Recent guidelines and consensus documents have also begun recognizing the potential role of airway ultrasound in neonatal and paediatric airway management. A 2022 expert consensus by the REPEM POCUS collaborators highlighted the growing utility of bedside ultrasound in neonatal intubation procedures, citing its ability to reduce confirmation time and misplacement risk [33]. While the diagnostic metrics are encouraging, POCUS remains inherently operator-dependent. Studies included in our analysis used varied operator profiles, including neonatologists, radiologists, and trained nurses. As noted in recent evaluations by Al-Absi et al., structured training programs significantly enhance the diagnostic yield of POCUS in imaging and diagnostics [34]. Future consideration of incorporating POCUS training into neonatal resuscitation protocols, such as the Neonatal Resuscitation Program (NRP), may improve clinician proficiency and standardize usage.

Despite robust findings, heterogeneity was moderate to high in some pooled estimates. This may reflect differences in ultrasound techniques (trans-thyroidal vs. suprasternal views), variability in reference standards (capnography vs. direct laryngoscopy), and gestational age groups. For example, extremely premature neonates pose technical challenges due to smaller airway diameters and reduced anatomical landmarks. Our sensitivity analysis showed that heterogeneity decreased significantly upon exclusion of outlier studies such as Singh et al., suggesting variability in methodology or patient selection as sources of inconsistency.

Additionally, although the AUC was high, the wide confidence interval around specificity and the presence of publication bias—particularly for success and esophageal intubation rates—indicate potential selective reporting. Many studies with negative or neutral findings may not have been published. Moreover, the majority of studies had some concern in quality assessment domains, with two studies (Takeuchi and de Kock et al.) showing high risk of bias due to inadequate reference standards and selection issues.

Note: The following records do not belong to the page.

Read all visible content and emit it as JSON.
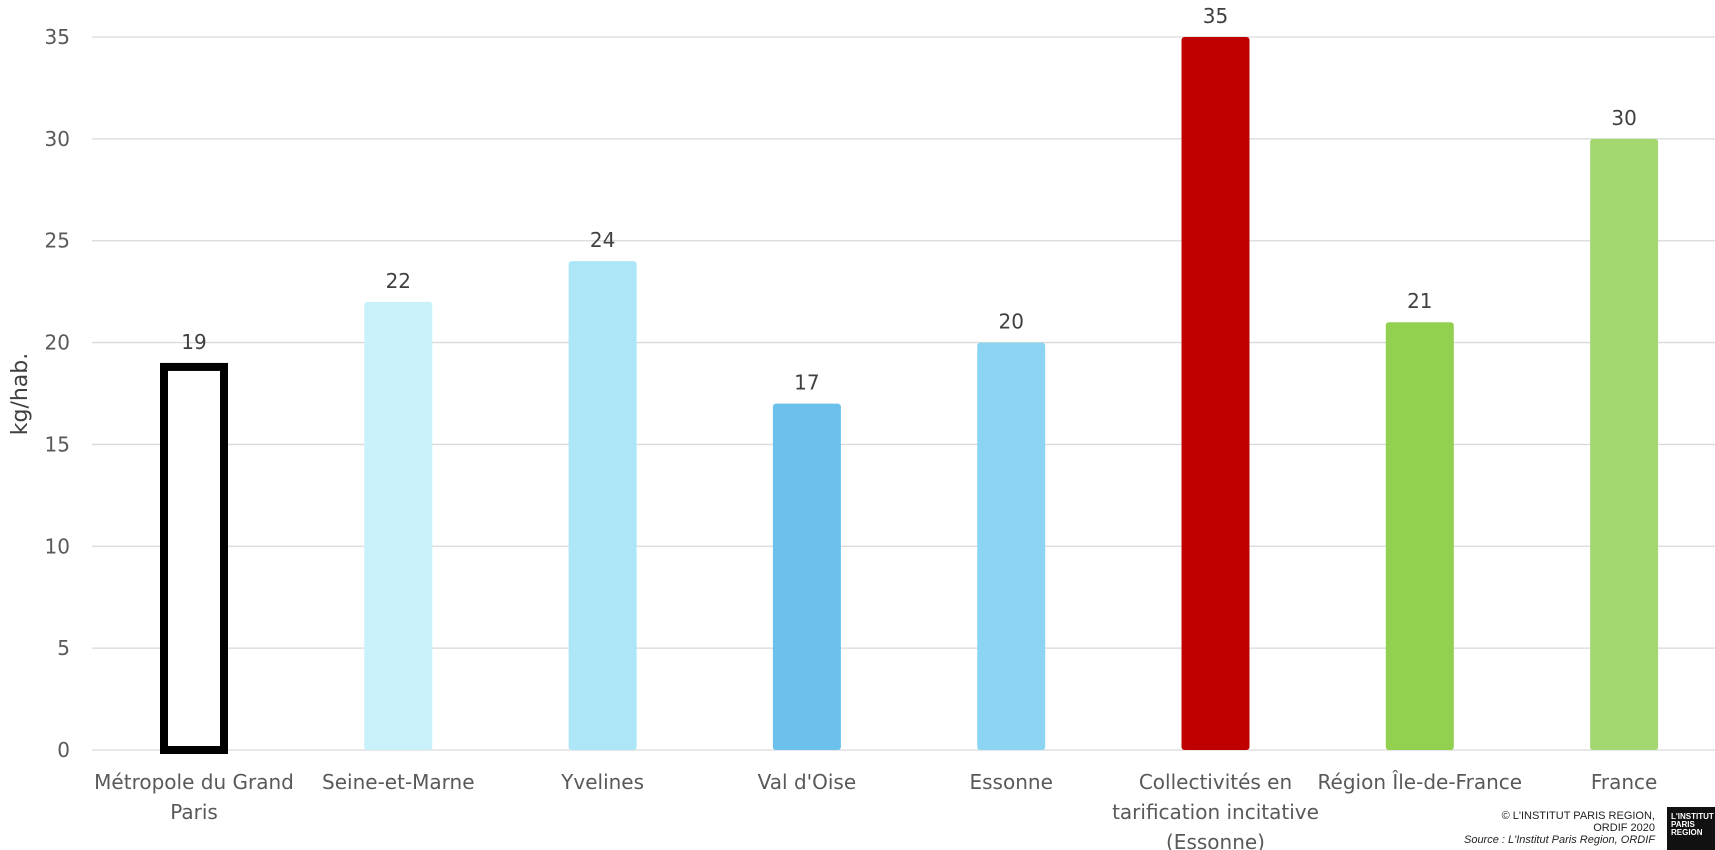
{
  "chart_data": {
    "type": "bar",
    "ylabel": "kg/hab.",
    "ylim": [
      0,
      35
    ],
    "yticks": [
      0,
      5,
      10,
      15,
      20,
      25,
      30,
      35
    ],
    "grid": true,
    "categories": [
      [
        "Métropole du Grand",
        "Paris"
      ],
      [
        "Seine-et-Marne"
      ],
      [
        "Yvelines"
      ],
      [
        "Val d'Oise"
      ],
      [
        "Essonne"
      ],
      [
        "Collectivités en",
        "tarification incitative",
        "(Essonne)"
      ],
      [
        "Région Île-de-France"
      ],
      [
        "France"
      ]
    ],
    "values": [
      19,
      22,
      24,
      17,
      20,
      35,
      21,
      30
    ],
    "data_labels": [
      "19",
      "22",
      "24",
      "17",
      "20",
      "35",
      "21",
      "30"
    ],
    "colors": [
      "#ffffff",
      "#c9f1fa",
      "#ade6f7",
      "#6bc1ec",
      "#8bd5f3",
      "#c00000",
      "#92d050",
      "#a3d871"
    ],
    "outline_color": "#000000"
  },
  "credit": {
    "line1": "© L'INSTITUT PARIS REGION,",
    "line2": "ORDIF 2020",
    "source": "Source : L'Institut Paris Region, ORDIF"
  },
  "logo": {
    "line1": "L'INSTITUT",
    "line2": "PARIS",
    "line3": "REGION"
  }
}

A further limitation is the inability to perform robust subgroup analyses based on operator experience, ultrasound technique, or equipment type due to the limited number of studies and inconsistent reporting of these variables. Future research with larger, more detailed studies will be needed to explore how these factors influence the diagnostic accuracy of POCUS. Future studies should employ standardized diagnostic frameworks and ensure blinding to reduce bias.

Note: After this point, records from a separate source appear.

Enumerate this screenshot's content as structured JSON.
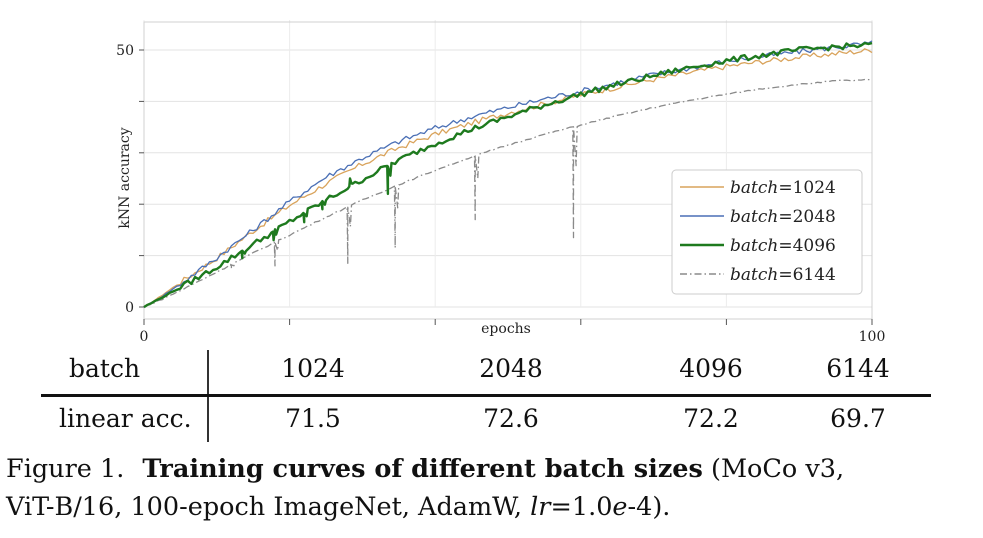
{
  "chart_data": {
    "type": "line",
    "xlabel": "epochs",
    "ylabel": "kNN accuracy",
    "xlim": [
      0,
      100
    ],
    "ylim": [
      0,
      50
    ],
    "x_ticks": [
      "0",
      "100"
    ],
    "y_ticks": [
      "0",
      "50"
    ],
    "x_gridlines": [
      0,
      20,
      40,
      60,
      80,
      100
    ],
    "y_gridlines": [
      0,
      10,
      20,
      30,
      40,
      50
    ],
    "grid": true,
    "legend_position": "lower-right",
    "series": [
      {
        "name": "batch=1024",
        "label_italic": "batch",
        "label_value": "=1024",
        "color": "#d9a35b",
        "style": "solid",
        "x": [
          0,
          2,
          5,
          10,
          15,
          20,
          25,
          30,
          35,
          40,
          45,
          50,
          55,
          60,
          65,
          70,
          75,
          80,
          85,
          90,
          95,
          100
        ],
        "y": [
          0,
          1.8,
          4.8,
          9.5,
          14.8,
          19.8,
          24.0,
          27.8,
          31.0,
          33.6,
          35.8,
          37.8,
          39.5,
          41.3,
          42.8,
          44.3,
          45.6,
          46.8,
          47.8,
          48.6,
          49.3,
          50.0
        ]
      },
      {
        "name": "batch=2048",
        "label_italic": "batch",
        "label_value": "=2048",
        "color": "#4a6fb5",
        "style": "solid",
        "x": [
          0,
          2,
          5,
          10,
          15,
          20,
          25,
          30,
          35,
          40,
          45,
          50,
          55,
          60,
          65,
          70,
          75,
          80,
          85,
          90,
          95,
          100
        ],
        "y": [
          0,
          1.6,
          4.5,
          9.6,
          15.0,
          20.5,
          25.3,
          29.0,
          32.2,
          34.8,
          37.0,
          38.8,
          40.5,
          42.0,
          43.6,
          45.2,
          46.5,
          47.8,
          48.8,
          49.7,
          50.6,
          51.3
        ]
      },
      {
        "name": "batch=4096",
        "label_italic": "batch",
        "label_value": "=4096",
        "color": "#1e7a1e",
        "style": "solid",
        "x": [
          0,
          2,
          5,
          10,
          15,
          20,
          25,
          30,
          35,
          40,
          45,
          50,
          55,
          60,
          65,
          70,
          75,
          80,
          85,
          90,
          95,
          100
        ],
        "y": [
          0,
          1.5,
          3.8,
          7.8,
          12.2,
          16.6,
          20.8,
          24.8,
          28.6,
          31.8,
          34.6,
          37.0,
          39.3,
          41.4,
          43.3,
          45.0,
          46.6,
          47.9,
          49.0,
          50.0,
          50.6,
          51.0
        ],
        "dips": [
          [
            13.5,
            9.5
          ],
          [
            17.8,
            13.0
          ],
          [
            22.0,
            16.5
          ],
          [
            24.5,
            19.0
          ],
          [
            28.3,
            25.0
          ],
          [
            33.5,
            22.0
          ]
        ]
      },
      {
        "name": "batch=6144",
        "label_italic": "batch",
        "label_value": "=6144",
        "color": "#8a8a8a",
        "style": "dashdot",
        "x": [
          0,
          2,
          5,
          10,
          15,
          20,
          25,
          30,
          35,
          40,
          45,
          50,
          55,
          60,
          65,
          70,
          75,
          80,
          85,
          90,
          95,
          100
        ],
        "y": [
          0,
          1.2,
          3.2,
          6.8,
          10.5,
          14.0,
          17.5,
          20.8,
          23.8,
          26.6,
          29.2,
          31.5,
          33.6,
          35.4,
          37.2,
          38.8,
          40.2,
          41.4,
          42.5,
          43.3,
          44.0,
          44.2
        ],
        "dips": [
          [
            12.0,
            7.5
          ],
          [
            18.0,
            8.0
          ],
          [
            28.0,
            8.5
          ],
          [
            34.5,
            11.5
          ],
          [
            45.5,
            17.0
          ],
          [
            59.0,
            13.5
          ]
        ]
      }
    ]
  },
  "table": {
    "header_label": "batch",
    "row_label": "linear acc.",
    "columns": [
      "1024",
      "2048",
      "4096",
      "6144"
    ],
    "values": [
      "71.5",
      "72.6",
      "72.2",
      "69.7"
    ]
  },
  "caption": {
    "prefix": "Figure 1.",
    "bold": "Training curves of different batch sizes",
    "line1_rest": " (MoCo v3,",
    "line2_start": "ViT-B/16, 100-epoch ImageNet, AdamW, ",
    "lr_var": "lr",
    "lr_eq": "=1.0",
    "lr_e": "e",
    "lr_end": "-4)."
  }
}
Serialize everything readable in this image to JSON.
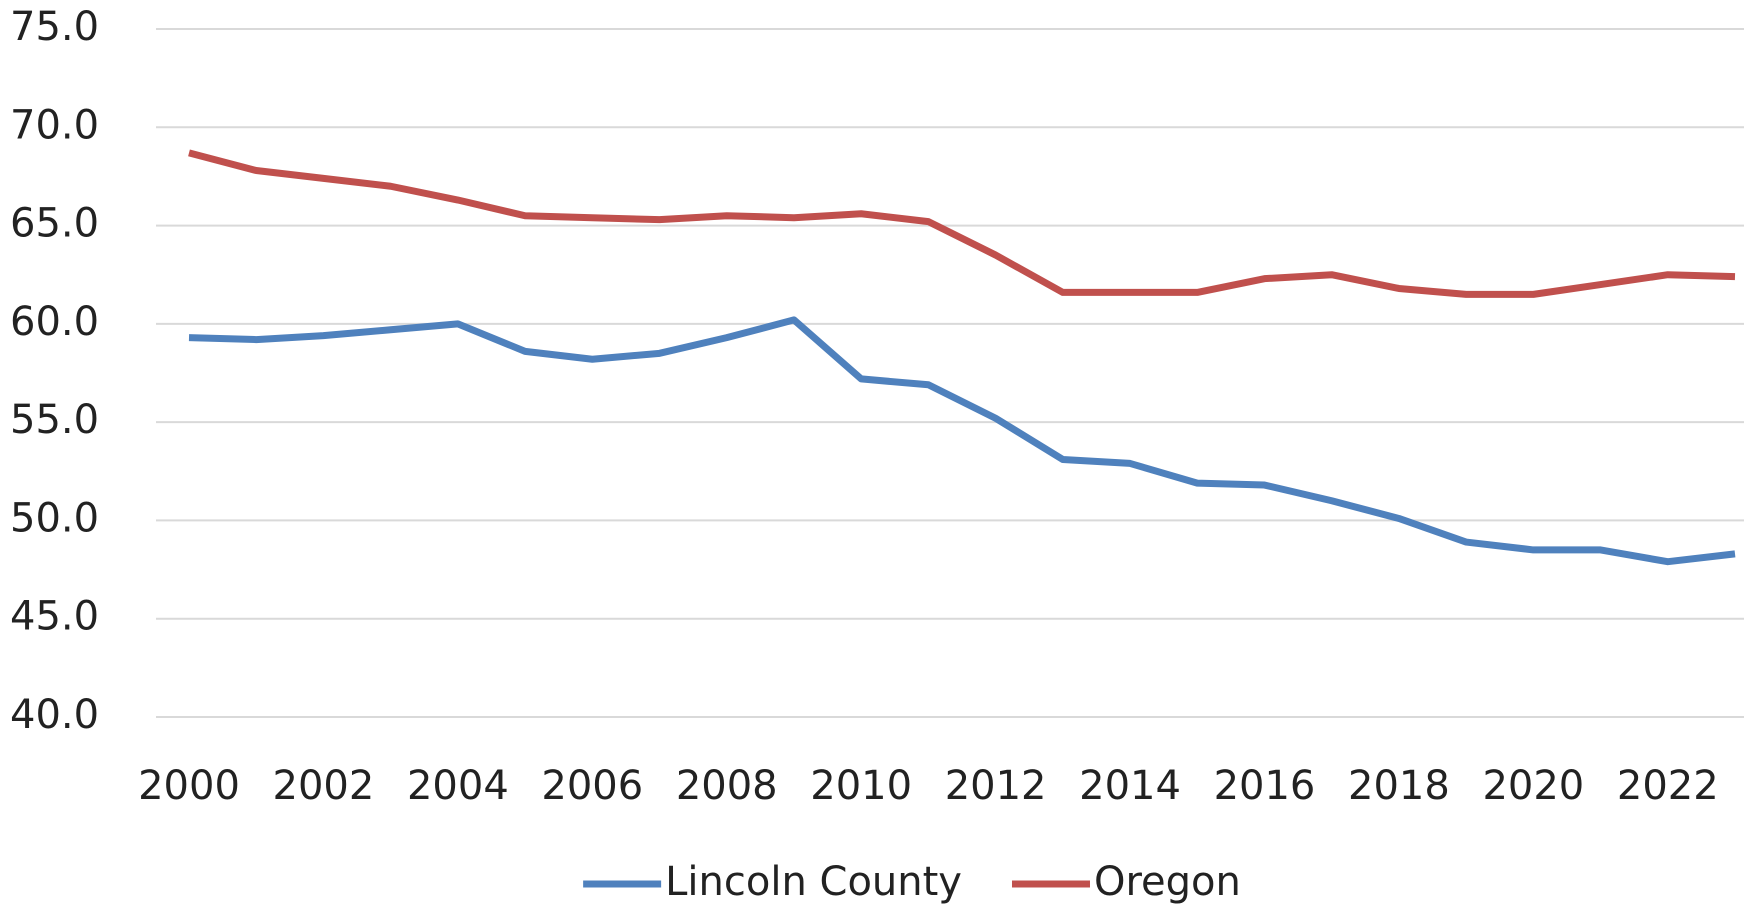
{
  "chart_data": {
    "type": "line",
    "x": [
      2000,
      2001,
      2002,
      2003,
      2004,
      2005,
      2006,
      2007,
      2008,
      2009,
      2010,
      2011,
      2012,
      2013,
      2014,
      2015,
      2016,
      2017,
      2018,
      2019,
      2020,
      2021,
      2022,
      2023
    ],
    "xlim": [
      2000,
      2023
    ],
    "xticks": [
      2000,
      2002,
      2004,
      2006,
      2008,
      2010,
      2012,
      2014,
      2016,
      2018,
      2020,
      2022
    ],
    "ylim": [
      40,
      75
    ],
    "yticks": [
      {
        "value": 40,
        "label": "40.0"
      },
      {
        "value": 45,
        "label": "45.0"
      },
      {
        "value": 50,
        "label": "50.0"
      },
      {
        "value": 55,
        "label": "55.0"
      },
      {
        "value": 60,
        "label": "60.0"
      },
      {
        "value": 65,
        "label": "65.0"
      },
      {
        "value": 70,
        "label": "70.0"
      },
      {
        "value": 75,
        "label": "75.0"
      }
    ],
    "grid": true,
    "legend": "bottom",
    "series": [
      {
        "name": "Lincoln County",
        "color": "#4f81bd",
        "values": [
          59.3,
          59.2,
          59.4,
          59.7,
          60.0,
          58.6,
          58.2,
          58.5,
          59.3,
          60.2,
          57.2,
          56.9,
          55.2,
          53.1,
          52.9,
          51.9,
          51.8,
          51.0,
          50.1,
          48.9,
          48.5,
          48.5,
          47.9,
          48.3
        ]
      },
      {
        "name": "Oregon",
        "color": "#c0504d",
        "values": [
          68.7,
          67.8,
          67.4,
          67.0,
          66.3,
          65.5,
          65.4,
          65.3,
          65.5,
          65.4,
          65.6,
          65.2,
          63.5,
          61.6,
          61.6,
          61.6,
          62.3,
          62.5,
          61.8,
          61.5,
          61.5,
          62.0,
          62.5,
          62.4
        ]
      }
    ]
  }
}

Our findings advocate for the broader integration of tracheal POCUS into neonatal intubation algorithms, especially in circumstances where capnography may be unreliable, such as in neonates with poor perfusion states or during chest compressions. Future research should prioritize RCTs comparing POCUS-guided confirmation versus traditional methods in emergency and elective neonatal intubations. Standardization of training protocols is essential, allowing for routine and evidence-guided management of neonates.

Conclusion

Real-time point-of-care tracheal ultrasonography is a highly sensitive and moderately specific tool for confirming the correct site of endotracheal tube placement in neonates in acute care settings. It offers rapid, bedside, radiation-free confirmation and may reduce the incidence of undetected esophageal intubation. While variability in technique and operator skill remains a limitation, the overall diagnostic accuracy and safety profile of POCUS support its increasing adoption in neonatal airway management protocols. Despite methodological heterogeneity across studies, this analysis provides the most comprehensive evidence to date supporting POCUS as a valuable adjunctive tool for neonatal endotracheal tube placement verification, while highlighting the need for standardized protocols and training programs. Larger, high-quality prospective studies and implementation trials are warranted to further consolidate its role and optimize training frameworks.